Tolerance to oxazepam may develop from continued therapy. Tolerance is a physiological state characterized by a reduced response to a drug after repeated administration (i.e., a higher dose of a drug is required to produce the same effect that was once obtained at a lower dose). Tolerance to the therapeutic effect of oxazepam may develop; however, little tolerance develops to the amnestic reactions and other cognitive impairments caused by benzodiazepines.
History of previous hypersensitivity reaction to oxazepam.

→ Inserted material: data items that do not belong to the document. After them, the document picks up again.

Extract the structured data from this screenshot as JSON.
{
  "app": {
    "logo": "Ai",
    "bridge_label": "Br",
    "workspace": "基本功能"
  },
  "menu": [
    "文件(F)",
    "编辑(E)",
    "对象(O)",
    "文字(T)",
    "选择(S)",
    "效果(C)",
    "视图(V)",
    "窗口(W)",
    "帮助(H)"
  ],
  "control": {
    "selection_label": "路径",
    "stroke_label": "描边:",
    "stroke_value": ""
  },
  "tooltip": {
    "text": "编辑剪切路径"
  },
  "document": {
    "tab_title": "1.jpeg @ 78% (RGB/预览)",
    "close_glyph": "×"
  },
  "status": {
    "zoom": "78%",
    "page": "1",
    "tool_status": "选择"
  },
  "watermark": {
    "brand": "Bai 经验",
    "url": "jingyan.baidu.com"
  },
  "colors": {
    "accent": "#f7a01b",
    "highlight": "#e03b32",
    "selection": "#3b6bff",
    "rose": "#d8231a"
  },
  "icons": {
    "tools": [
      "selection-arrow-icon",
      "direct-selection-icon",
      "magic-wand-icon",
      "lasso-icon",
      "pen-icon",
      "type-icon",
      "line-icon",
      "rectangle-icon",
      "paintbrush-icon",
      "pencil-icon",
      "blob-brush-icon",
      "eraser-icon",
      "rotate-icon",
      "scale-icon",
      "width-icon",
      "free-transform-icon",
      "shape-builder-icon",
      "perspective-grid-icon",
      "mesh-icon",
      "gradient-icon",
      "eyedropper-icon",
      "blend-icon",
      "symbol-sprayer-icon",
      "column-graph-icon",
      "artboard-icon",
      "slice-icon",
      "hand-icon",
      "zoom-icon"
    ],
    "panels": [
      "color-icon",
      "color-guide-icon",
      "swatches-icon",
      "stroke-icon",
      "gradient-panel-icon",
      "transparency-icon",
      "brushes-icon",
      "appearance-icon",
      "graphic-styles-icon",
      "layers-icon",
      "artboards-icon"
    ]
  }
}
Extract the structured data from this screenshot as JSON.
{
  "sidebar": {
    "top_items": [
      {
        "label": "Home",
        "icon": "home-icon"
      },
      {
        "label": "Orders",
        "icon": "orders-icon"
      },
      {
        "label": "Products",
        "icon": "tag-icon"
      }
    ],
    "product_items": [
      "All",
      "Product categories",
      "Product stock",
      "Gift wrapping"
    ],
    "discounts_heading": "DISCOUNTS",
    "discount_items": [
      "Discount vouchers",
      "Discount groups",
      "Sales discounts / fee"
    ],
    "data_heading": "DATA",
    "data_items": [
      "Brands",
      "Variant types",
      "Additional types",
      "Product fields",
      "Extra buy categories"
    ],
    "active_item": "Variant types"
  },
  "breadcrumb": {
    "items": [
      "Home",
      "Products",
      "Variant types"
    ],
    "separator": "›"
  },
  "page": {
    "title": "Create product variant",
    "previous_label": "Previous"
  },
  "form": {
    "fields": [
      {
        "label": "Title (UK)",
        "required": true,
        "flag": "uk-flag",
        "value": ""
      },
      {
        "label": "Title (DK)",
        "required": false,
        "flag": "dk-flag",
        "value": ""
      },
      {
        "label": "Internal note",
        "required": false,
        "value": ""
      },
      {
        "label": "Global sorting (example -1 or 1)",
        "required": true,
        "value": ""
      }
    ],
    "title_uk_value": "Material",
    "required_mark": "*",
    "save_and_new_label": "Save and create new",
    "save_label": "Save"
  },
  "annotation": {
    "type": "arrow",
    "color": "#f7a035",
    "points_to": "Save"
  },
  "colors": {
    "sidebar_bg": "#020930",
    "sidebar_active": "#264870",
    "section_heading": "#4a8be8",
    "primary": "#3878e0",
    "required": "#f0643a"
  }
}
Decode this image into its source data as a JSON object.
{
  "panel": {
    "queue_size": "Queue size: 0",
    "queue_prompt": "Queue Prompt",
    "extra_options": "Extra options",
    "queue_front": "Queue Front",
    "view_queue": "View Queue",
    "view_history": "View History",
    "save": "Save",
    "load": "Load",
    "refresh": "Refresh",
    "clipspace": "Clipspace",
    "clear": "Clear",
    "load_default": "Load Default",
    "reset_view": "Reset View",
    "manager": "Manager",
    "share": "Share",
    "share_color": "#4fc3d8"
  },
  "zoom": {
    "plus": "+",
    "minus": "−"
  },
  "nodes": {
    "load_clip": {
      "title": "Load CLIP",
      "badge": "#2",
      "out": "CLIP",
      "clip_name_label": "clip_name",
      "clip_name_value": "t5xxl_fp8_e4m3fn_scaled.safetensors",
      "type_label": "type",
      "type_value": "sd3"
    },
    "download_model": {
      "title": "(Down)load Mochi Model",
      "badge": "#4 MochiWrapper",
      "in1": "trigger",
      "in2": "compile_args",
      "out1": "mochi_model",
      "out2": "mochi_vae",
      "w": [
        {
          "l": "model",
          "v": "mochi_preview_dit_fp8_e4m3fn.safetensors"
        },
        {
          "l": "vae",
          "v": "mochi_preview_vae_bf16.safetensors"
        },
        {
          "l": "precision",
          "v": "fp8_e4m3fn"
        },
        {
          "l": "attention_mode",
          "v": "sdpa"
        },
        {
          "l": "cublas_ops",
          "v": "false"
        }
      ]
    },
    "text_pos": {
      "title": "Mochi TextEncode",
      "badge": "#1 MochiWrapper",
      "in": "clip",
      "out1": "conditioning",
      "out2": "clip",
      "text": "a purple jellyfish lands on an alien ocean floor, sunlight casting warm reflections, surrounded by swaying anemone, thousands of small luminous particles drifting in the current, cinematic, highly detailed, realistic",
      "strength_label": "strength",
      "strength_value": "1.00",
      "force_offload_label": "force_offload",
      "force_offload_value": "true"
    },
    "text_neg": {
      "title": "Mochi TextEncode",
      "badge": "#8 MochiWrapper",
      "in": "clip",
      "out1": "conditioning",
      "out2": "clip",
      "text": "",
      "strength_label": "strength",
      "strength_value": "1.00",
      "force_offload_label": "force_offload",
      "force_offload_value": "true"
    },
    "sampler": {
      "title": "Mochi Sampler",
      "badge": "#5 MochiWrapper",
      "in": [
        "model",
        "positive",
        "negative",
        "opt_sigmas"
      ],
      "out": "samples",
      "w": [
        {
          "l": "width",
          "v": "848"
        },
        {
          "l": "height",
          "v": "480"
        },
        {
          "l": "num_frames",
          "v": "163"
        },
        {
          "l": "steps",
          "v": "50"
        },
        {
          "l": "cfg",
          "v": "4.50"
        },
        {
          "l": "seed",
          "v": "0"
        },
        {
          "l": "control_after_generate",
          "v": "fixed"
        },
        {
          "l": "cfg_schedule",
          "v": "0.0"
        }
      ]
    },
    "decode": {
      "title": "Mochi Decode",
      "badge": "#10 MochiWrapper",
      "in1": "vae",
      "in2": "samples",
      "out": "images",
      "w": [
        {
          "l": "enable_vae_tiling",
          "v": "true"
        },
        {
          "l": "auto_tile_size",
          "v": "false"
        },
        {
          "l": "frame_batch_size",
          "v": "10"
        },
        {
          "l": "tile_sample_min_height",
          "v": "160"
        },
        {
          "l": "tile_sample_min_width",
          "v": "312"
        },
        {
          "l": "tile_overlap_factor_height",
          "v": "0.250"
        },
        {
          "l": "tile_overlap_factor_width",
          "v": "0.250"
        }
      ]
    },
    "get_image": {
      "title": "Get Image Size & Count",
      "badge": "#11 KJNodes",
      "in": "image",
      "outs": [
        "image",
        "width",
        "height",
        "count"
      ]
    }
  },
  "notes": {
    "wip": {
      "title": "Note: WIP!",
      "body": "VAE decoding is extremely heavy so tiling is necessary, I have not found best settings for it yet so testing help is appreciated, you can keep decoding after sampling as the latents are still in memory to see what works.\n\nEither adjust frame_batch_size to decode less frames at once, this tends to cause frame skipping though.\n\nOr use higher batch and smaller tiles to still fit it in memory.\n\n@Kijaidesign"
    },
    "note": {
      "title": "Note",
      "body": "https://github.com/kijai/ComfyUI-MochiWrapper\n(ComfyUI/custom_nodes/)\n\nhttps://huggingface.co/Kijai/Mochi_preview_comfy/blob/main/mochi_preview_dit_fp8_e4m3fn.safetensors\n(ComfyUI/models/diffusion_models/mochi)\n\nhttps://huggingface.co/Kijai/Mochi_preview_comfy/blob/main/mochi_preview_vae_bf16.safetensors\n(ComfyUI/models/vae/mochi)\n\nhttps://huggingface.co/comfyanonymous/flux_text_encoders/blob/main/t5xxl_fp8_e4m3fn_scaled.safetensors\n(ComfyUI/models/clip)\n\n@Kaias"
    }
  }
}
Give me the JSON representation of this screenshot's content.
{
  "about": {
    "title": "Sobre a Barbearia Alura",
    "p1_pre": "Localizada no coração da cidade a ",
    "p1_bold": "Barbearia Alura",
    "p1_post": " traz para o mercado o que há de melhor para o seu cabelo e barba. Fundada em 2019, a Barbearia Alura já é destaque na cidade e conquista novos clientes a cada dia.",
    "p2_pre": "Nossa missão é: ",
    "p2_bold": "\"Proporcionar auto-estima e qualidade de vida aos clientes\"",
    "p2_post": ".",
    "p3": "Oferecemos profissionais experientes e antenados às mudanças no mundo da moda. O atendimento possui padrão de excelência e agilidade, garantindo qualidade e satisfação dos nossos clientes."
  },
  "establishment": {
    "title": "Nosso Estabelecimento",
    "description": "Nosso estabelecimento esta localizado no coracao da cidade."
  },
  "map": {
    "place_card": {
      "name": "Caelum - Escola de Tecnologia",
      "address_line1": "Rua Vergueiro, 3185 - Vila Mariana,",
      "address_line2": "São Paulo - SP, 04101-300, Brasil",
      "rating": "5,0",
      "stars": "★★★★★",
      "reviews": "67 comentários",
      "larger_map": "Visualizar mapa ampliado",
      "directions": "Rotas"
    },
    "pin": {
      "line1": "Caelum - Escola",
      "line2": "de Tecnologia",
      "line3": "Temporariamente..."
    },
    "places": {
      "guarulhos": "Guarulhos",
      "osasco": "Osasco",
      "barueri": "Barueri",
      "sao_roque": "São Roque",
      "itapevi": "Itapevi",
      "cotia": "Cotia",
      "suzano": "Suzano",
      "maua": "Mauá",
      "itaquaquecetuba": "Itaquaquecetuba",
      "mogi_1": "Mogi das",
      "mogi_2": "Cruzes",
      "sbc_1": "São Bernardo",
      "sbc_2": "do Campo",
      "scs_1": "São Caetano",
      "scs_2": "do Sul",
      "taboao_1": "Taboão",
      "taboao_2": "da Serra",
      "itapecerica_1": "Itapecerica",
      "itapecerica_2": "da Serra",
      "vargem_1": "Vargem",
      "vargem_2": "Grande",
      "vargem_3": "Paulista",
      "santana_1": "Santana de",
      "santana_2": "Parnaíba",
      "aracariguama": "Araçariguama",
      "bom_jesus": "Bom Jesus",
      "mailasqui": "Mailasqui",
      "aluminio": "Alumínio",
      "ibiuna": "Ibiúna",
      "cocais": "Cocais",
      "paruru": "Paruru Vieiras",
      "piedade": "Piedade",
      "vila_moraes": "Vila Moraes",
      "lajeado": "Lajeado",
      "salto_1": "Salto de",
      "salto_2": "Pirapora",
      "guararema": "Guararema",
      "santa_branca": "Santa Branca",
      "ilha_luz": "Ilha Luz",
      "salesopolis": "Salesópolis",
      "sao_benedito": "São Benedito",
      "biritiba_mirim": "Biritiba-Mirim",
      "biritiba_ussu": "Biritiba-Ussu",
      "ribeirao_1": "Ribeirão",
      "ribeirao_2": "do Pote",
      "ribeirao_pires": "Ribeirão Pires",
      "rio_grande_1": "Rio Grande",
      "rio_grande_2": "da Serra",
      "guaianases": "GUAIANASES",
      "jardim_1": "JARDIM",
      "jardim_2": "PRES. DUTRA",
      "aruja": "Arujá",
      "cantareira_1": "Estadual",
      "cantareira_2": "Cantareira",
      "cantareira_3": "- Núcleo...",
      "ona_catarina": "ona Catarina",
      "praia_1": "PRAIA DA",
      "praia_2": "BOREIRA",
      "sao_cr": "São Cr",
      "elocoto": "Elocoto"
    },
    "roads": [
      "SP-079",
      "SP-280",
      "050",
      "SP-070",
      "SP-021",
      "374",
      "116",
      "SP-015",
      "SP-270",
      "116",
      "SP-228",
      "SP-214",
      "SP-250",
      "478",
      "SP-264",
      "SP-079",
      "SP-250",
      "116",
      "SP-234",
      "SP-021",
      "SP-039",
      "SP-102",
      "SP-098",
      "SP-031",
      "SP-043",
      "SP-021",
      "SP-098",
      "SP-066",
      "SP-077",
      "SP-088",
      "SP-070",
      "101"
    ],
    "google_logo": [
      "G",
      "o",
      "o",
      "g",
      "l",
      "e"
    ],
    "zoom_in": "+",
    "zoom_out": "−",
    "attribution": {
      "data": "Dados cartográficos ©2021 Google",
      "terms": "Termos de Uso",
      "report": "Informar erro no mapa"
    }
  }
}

Oxazepam is not indicated in psychoses.
The necessity for discontinuation of therapy due to undesirable effects has been rare. Transient mild drowsiness is commonly seen in the first few days of therapy. If it persists, the dosage should be reduced. In few instances, dizziness, vertigo, headache and rarely syncope have occurred either alone or together with drowsiness. Mild paradoxical reactions; i.e., excitement, stimulation of affect, have been reported in psychiatric patients; these reactions may be secondary to relief of anxiety and usually appear in the first two weeks of therapy.
Other side effects occurring during oxazepam therapy include rare instances of minor diffuse skin rashes - morbilliform, urticarial, and maculopapular, nausea, lethargy, edema, slurred speech, tremor, and altered libido. Such side effects have been infrequent and are generally controlled with reduction of dosage. A case of an extensive fixed drug eruption also has been reported.
Although rare, leukopenia and hepatic dysfunction including jaundice have been reported during therapy. Periodic blood counts and liver-function tests are advisable.
Ataxia with oxazepam has been reported in rare instances and does not appear to be specifically related to dose or age.
Although the following side reactions have not as yet been reported with oxazepam, they have occurred with related compounds (chlordiazepoxide and diazepam): paradoxical excitation with severe rage reactions, hallucinations, menstrual irregularities, change in EEG pattern, blood dyscrasias including agranulocytosis, blurred vision, diplopia, incontinence, stupor, disorientation, fever and euphoria.
Transient amnesia or memory impairment has been reported in association with the use of benzodiazepines.
Oxazepam, USP is the first of a chemical series of compounds known as the 3-hydroxybenzodiazepinones. A therapeutic agent providing versatility and flexibility in control of common emotional disturbances, this product exerts prompt action in a wide variety of disorders associated with anxiety, tension, agitation, and irritability, and anxiety associated with depression. In tolerance and toxicity studies on several animal species, this product reveals significantly greater safety factors than related compounds (chlordiazepoxide and diazepam) and manifests a wide separation of effective doses and doses inducing side effects.
Oxazepam capsules, USP contain 10 mg, 15 mg or 30 mg oxazepam, USP and the following inactive ingredients: corn starch, croscarmellose sodium, hypromellose 2910, lactose monohydrate, magnesium stearate, and sodium lauryl sulfate. The capsule shells contain gelatin, methylparaben, propylparaben, and titanium dioxide. In addition, the 10 mg capsule shells contain D&C Red No. 28 and FD&C Red No. 40, the 15 mg capsule shells contain D&C Yellow No. 10 and FD&C Red No. 40, and the 30 mg capsule shells contain D&C Red No. 28, FD&C Blue No. 1, and FD&C Red No. 40. The imprinting ink, for the 10 mg and 15 mg capsules, contains black iron oxide, FD&C Blue No. 1 Brilliant Blue FCF Aluminum Lake, FD&C Blue No. 2 Indigo Carmine Aluminum Lake, FD&C Red No. 40 Allura Red AC Aluminum Lake, D&C Yellow No. 10 Aluminum Lake, shellac, and may also contain propylene glycol. The imprinting ink, for the 30 mg capsules, contains ethyl acetate, FD&C Blue No. 1 Aluminum Lake, and shellac.